A garda with no experience of, or training in, negotiations has told the Barr tribunal that he was called on to negotiate with Mr John Carthy, the armed man at the centre of the Abbeylara siege.
Sgt Tom Dooley, who had no prior involvement in an armed stand-off of any kind, was one of the first people to attempt negotiations with Mr Carthy, the tribunal has heard.
The tribunal is investigating the events surrounding the shooting dead of Mr Carthy by armed gardaí at Abbeylara in April 2000 after he emerged from his house carrying a loaded shotgun.
Sgt Dooley said that some three hours after the start of the siege he received a call from the Emergency Response Unit negotiator, Det Sgt Michael Jackson, who was on his way to the scene.
Det Sgt Jackson instructed him that negotiations should be opened as soon as possible. Sgt Dooley told the tribunal that he took this to mean that he should speak to Mr Carthy. The scene commander, Supt Joseph Shelly, had begun negotiations some minutes previously.
Sgt Dooley said that he had never been involved in an armed stand-off and had no experience of negotiations, but he had "adhered strictly" to Det Sgt Jackson's instructions.
"I told him my name was Tom. I told him nobody had been hurt and that we were there to help."
Mr Carthy responded by firing two shots, he said.

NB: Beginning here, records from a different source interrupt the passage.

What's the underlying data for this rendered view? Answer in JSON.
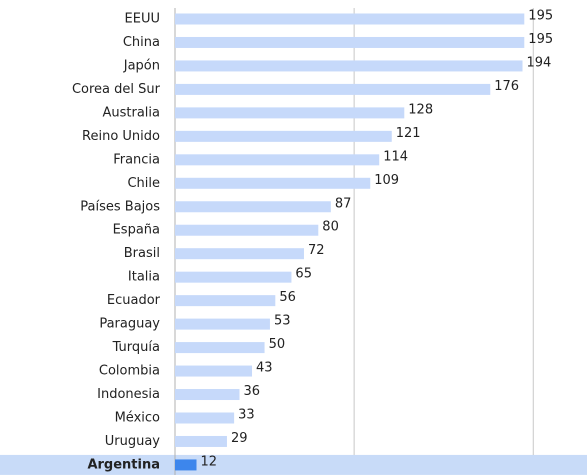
{
  "chart_data": {
    "type": "bar",
    "orientation": "horizontal",
    "categories": [
      "EEUU",
      "China",
      "Japón",
      "Corea del Sur",
      "Australia",
      "Reino Unido",
      "Francia",
      "Chile",
      "Países Bajos",
      "España",
      "Brasil",
      "Italia",
      "Ecuador",
      "Paraguay",
      "Turquía",
      "Colombia",
      "Indonesia",
      "México",
      "Uruguay",
      "Argentina"
    ],
    "values": [
      195,
      195,
      194,
      176,
      128,
      121,
      114,
      109,
      87,
      80,
      72,
      65,
      56,
      53,
      50,
      43,
      36,
      33,
      29,
      12
    ],
    "color": "#c6d9fa",
    "highlight": "Argentina",
    "highlight_color": "#3d86ec",
    "highlight_band_color": "#c8dbf8",
    "xlim": [
      0,
      230
    ],
    "xticks": [
      100,
      200
    ],
    "grid": true
  }
}
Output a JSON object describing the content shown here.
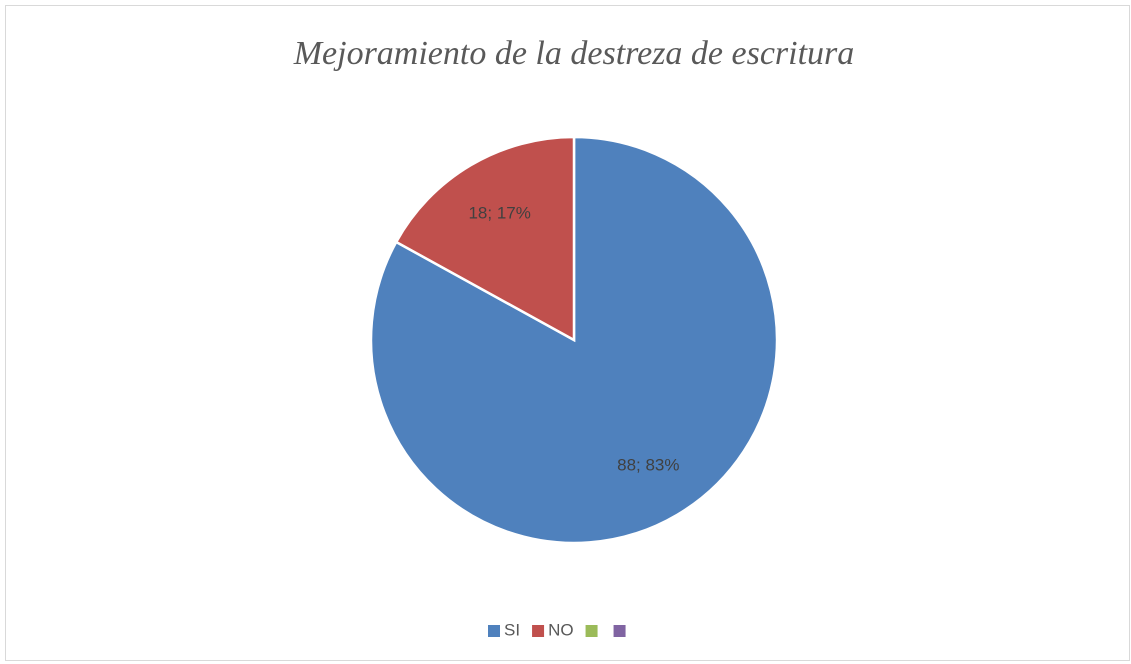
{
  "chart_data": {
    "type": "pie",
    "title": "Mejoramiento de la destreza de escritura",
    "categories": [
      "SI",
      "NO",
      null,
      null
    ],
    "values": [
      88,
      18,
      0,
      0
    ],
    "value_labels": [
      "88; 83%",
      "18; 17%",
      null,
      null
    ],
    "colors": [
      "#4f81bd",
      "#c0504d",
      "#9bbb59",
      "#8064a2"
    ],
    "legend": "bottom"
  }
}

An earlier Garda witness told the tribunal that Mr Carthy had discharged a shot when asked if he wished to speak to Sgt Dooley. Garda Michael Faughnan said he heard Supt Shelly tell Mr Carthy that Sgt Dooley was there to talk to him. "When that was said, a shot was discharged from the house."
Mr Carthy remained hostile after Det Sgt Jackson took over negotiations, Garda Faughnan said. "He made no verbal response apart from abusive language."